The good, the bad and the troubling: trust in advertising hits record low

Fraser: presented research at Lead this morning
Fraser: presented research at Lead this morning

Favourability has almost halved since 48% in 1992.

Britons still appreciate the benefits of advertising but are increasingly unhappy about the "bombardment" and "intrusiveness" of ads, the Advertising Association’s think tank, Credos, has found.

Public favourability towards advertising hit a record low of 25% in December 2018, according to Credos, which has previously found trust in advertising is "in long-term decline".

Favourability has almost halved since 48% in 1992, the earliest point for which like-for-like data exists, but it has dropped even further from the 1960s, 1970s and 1980s.

Karen Fraser, the director of Credos, unveiled the research at the AA’s Lead 2019 conference, where Stephen Woodfood, chief executive of the AA, introduced it as the trade body’s "biggest-ever study of public trust in advertising".

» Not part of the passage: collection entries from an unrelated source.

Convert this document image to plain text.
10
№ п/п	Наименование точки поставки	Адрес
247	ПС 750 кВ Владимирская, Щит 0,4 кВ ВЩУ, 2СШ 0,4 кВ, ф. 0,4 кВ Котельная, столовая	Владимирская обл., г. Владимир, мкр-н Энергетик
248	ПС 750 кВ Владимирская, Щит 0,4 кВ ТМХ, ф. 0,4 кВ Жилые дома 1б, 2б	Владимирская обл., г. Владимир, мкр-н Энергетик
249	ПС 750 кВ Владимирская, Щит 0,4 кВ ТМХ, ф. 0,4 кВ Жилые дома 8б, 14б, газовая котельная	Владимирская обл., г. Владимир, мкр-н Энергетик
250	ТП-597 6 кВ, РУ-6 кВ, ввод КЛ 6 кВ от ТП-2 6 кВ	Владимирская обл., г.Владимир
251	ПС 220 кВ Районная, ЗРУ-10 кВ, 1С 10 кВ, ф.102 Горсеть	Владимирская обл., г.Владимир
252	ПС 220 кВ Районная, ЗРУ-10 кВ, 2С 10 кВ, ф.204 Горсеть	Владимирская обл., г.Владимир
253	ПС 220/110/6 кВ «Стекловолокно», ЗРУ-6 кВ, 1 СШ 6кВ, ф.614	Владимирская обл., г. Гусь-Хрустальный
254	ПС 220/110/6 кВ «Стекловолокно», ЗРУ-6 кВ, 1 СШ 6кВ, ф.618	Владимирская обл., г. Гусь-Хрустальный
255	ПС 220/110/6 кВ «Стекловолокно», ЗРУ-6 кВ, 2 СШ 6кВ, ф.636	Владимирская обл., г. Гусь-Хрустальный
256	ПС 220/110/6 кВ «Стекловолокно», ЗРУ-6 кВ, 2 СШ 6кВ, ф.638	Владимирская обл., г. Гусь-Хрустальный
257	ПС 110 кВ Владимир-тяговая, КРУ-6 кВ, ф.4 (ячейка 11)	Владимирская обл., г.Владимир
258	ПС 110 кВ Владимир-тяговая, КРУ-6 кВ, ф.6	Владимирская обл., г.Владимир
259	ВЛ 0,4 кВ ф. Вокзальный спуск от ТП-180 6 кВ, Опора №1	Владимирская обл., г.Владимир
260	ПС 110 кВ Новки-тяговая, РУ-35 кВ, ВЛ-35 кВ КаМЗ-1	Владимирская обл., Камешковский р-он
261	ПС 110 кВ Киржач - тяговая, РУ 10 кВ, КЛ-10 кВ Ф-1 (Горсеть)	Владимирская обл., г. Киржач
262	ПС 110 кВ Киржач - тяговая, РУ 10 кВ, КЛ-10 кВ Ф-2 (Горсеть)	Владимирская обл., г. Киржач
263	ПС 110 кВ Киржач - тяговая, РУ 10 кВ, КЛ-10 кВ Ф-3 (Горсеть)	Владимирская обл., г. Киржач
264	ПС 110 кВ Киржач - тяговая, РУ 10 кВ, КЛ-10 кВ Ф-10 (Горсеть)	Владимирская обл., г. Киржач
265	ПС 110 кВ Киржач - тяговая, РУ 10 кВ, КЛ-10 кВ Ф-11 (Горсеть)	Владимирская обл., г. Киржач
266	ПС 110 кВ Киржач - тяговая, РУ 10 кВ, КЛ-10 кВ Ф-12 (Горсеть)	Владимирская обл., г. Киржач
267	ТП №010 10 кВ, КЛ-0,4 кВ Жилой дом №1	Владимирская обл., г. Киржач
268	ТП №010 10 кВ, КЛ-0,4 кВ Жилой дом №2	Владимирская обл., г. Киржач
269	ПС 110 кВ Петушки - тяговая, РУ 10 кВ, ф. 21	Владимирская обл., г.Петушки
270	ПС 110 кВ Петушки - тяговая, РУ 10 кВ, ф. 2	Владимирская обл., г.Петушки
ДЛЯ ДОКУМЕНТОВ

Credos, which surveyed 2,000 people, identified three main viewpoints about advertising that it described as "good", "bad" and troubling. 

The good

"Advertising is valued as a source of information on new products and services, as well as being a form of entertainment," Credos said. "Some respondents also saw it can be a force for social good, providing important public-health information and representing progressive social values."

Less than a third of people in the study felt "actively unfavourable" towards advertising.

The bad

"Many respondents described feeling 'bombarded' by advertising," Credos said.

There were four main concerns: volume (the amount of advertising people witness), repetition (too-frequent exposure to the same creative), obtrusiveness (ads that are felt to unfairly delay or disrupt the user experience) and irrelevance (extending beyond the product being advertised to the execution of the ad and how it fits in with the surrounding environment).

Significantly, the research found bombardment was an issue across the media – in both online and traditional media channels. "No one channel is immune to these comments," Fraser said.

"Aspects of the creative execution of individual campaigns also bothered participants, with many citing irritating jingles and poor humour," Credos found.

The troubling

"Intrusiveness", "suspicious" or "manipulative" advertising techniques and targeting of "vulnerable groups" were all cited as troubling concerns by consumers.

Credos described intrusiveness as where "advertising is present in what are considered private places, such as letterboxes or email inboxes, or when individually targeted advertising appears to be based on personal data"  – what Fraser called "creepy advertisements that follow you around".

Examples of ads that can cause suspicion or are felt to be manipulative included "claims that are felt to be misleading or too good to be true", "when terms and conditions are judged to hide important information", "when it is unclear to the viewer whether something is an advertisement" and "when creative work portrays unrealistic body image ideals".

Some of those surveyed also raised concerns about advertising that targets "sensitive sectors" and "vulnerable groups", such as the "financially secure", "those with addictions", children and the elderly.

Keith Weed, president of AA and outgoing chief marketing and communications officer at Unilever, said the research was a warning to the ad industry and it must "do our utmost" collectively to respond to the "concerns" and "be seen to do so".

Fraser said: "The best advertisers have always known [these findings], such as retaining respect and regard for those on the receiving end of your advertising, and a total commitment to honest and open communication with all parties involved in the production of advertising."

Mark Evans, marketing director of Direct Line Group, who spoke on a later panel, urged the ad industry needs to work collaboratively, warning there was a risk to all companies. "A falling tide sinks all boats," he said.

Lindsey Clay, chief executive of Thinkbox, called for more funding for the Advertising Standards Authority, the industry’s self-funded regulator, to help to raise standards  a suggestion that won a lot of support in a show of hands when the audience was asked their view.

Paul Bainsfair, director-general of the IPA, and Phil Smith, director-general of ISBA, promised to step up efforts to work together and said they were "committed to action" in response to the research.